The tech world seems to be leaning heavily towards voice activated devices. Siri – Amazon Echo – Facebook M – “OK Google” – as well as pretty much every vehicle in existence. It should make sense that we would want to speak to our digital assistants. After all, that’s how we communicate with each other. So why – then – do I feel like such a dork when I say “Siri, find me an Indian restaurant”?
I almost never use Sir as my interface to my iPhone. On the very rare occasions when I do, it’s when I’m driving. By myself. With no one to judge me. And even then, I feel unusually self-conscious.
I don’t think I’m alone. No one I know uses Siri, except on the same occasions and in the same way I do. This should be the most natural thing in the world. We’ve been talking to each other for several millennia. It’s so much more elegant than hammering away on a keyboard. But I keep seeing the same scenario play out over and over again. We give voice navigation a try. It sometimes works. When it does, it seems very cool. We try it again. And then, we don’t do it any more. I base this on admittedly anecdotal evidence. I’m sure there are those that continually chat merrily away to the nearest device. But not me. And not anyone I know either. So, given that voice activation seems to be the way devices are going, I have to ask why we’re dragging our heels to adopt?
In trying to judge the adoption of voice-activated interfaces, we have to account for mismatches in our expected utility. Every time we ask for some thing – like, for instance, “Play Bruno Mars” and we get the response, “I’m sorry, I can’t find Brutal Cars,” some frustration would be natural. This is certainly part of it. But that’s an adoption threshold that will eventually yield to sheer processing brute strength. I suspect our reluctance to talk to an object is found in the fact that we’re talking to an object. It doesn’t feel right. It makes us look addle-minded. We make fun of people who speak when there’s no one else in the room.
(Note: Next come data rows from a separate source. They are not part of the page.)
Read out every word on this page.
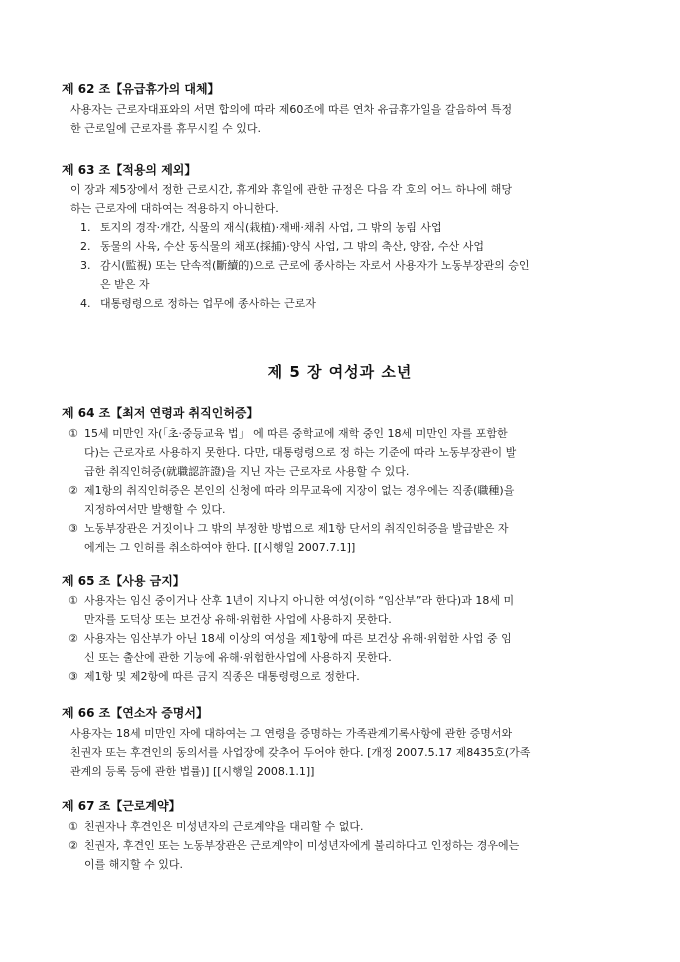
제 62 조【유급휴가의 대체】
사용자는 근로자대표와의 서면 합의에 따라 제60조에 따른 연차 유급휴가일을 갈음하여 특정
한 근로일에 근로자를 휴무시킬 수 있다.
제 63 조【적용의 제외】
이 장과 제5장에서 정한 근로시간, 휴게와 휴일에 관한 규정은 다음 각 호의 어느 하나에 해당
하는 근로자에 대하여는 적용하지 아니한다.
1. 토지의 경작·개간, 식물의 재식(栽植)·재배·채취 사업, 그 밖의 농림 사업
2. 동물의 사육, 수산 동식물의 채포(採捕)·양식 사업, 그 밖의 축산, 양잠, 수산 사업
3. 감시(監視) 또는 단속적(斷續的)으로 근로에 종사하는 자로서 사용자가 노동부장관의 승인
은 받은 자
4. 대통령령으로 정하는 업무에 종사하는 근로자
제 5 장 여성과 소년
제 64 조【최저 연령과 취직인허증】
① 15세 미만인 자(「초·중등교육 법」 에 따른 중학교에 재학 중인 18세 미만인 자를 포함한
다)는 근로자로 사용하지 못한다. 다만, 대통령령으로 정 하는 기준에 따라 노동부장관이 발
급한 취직인허증(就職認許證)을 지닌 자는 근로자로 사용할 수 있다.
② 제1항의 취직인허증은 본인의 신청에 따라 의무교육에 지장이 없는 경우에는 직종(職種)을
지정하여서만 발행할 수 있다.
③ 노동부장관은 거짓이나 그 밖의 부정한 방법으로 제1항 단서의 취직인허증을 발급받은 자
에게는 그 인허를 취소하여야 한다. [[시행일 2007.7.1]]
제 65 조【사용 금지】
① 사용자는 임신 중이거나 산후 1년이 지나지 아니한 여성(이하 “임산부”라 한다)과 18세 미
만자를 도덕상 또는 보건상 유해·위험한 사업에 사용하지 못한다.
② 사용자는 임산부가 아닌 18세 이상의 여성을 제1항에 따른 보건상 유해·위험한 사업 중 임
신 또는 출산에 관한 기능에 유해·위험한사업에 사용하지 못한다.
③ 제1항 및 제2항에 따른 금지 직종은 대통령령으로 정한다.
제 66 조【연소자 증명서】
사용자는 18세 미만인 자에 대하여는 그 연령을 증명하는 가족관계기록사항에 관한 증명서와
친권자 또는 후견인의 동의서를 사업장에 갖추어 두어야 한다. [개정 2007.5.17 제8435호(가족
관계의 등록 등에 관한 법률)] [[시행일 2008.1.1]]
제 67 조【근로계약】
① 친권자나 후견인은 미성년자의 근로계약을 대리할 수 없다.
② 친권자, 후견인 또는 노동부장관은 근로계약이 미성년자에게 불리하다고 인정하는 경우에는
이를 해지할 수 있다.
Our relationship with language is an intimately nuanced one. It’s a relatively newly acquired skill, in evolutionary terms, so it takes up a fair amount of cognitive processing. Granted, no matter what the interface, we currently have to translate desire into language, and speaking is certainly more efficient than typing, so it should be a natural step forward in our relationship with machines. But we also have to remember that verbal communication is the most social of things. In our minds, we have created a well-worn slot for speaking, and it’s something to be done when sitting across from another human.
Mental associations are critical for how we make sense of things. We are natural categorizers. And, if we haven’t found an appropriate category when we encounter something new, we adapt an existing one. I think vocal activation may be creating cognitive dissonance in our mental categorization schema. Interaction with devices is a generally solitary endeavor. Talking is a group activity. Something here just doesn’t seem to fit. We’re finding it hard to reconcile our usage of language and our interaction with machines.
I have no idea if I’m right about this. Perhaps I’m just being a Luddite. But given that my entire family, and most of my friends, have had voice activation capable phones for several years now and none of them use that feature except on very rare occasions, I thought it was worth mentioning.
By the way, let’s just keep this between you and I. Don’t tell Siri.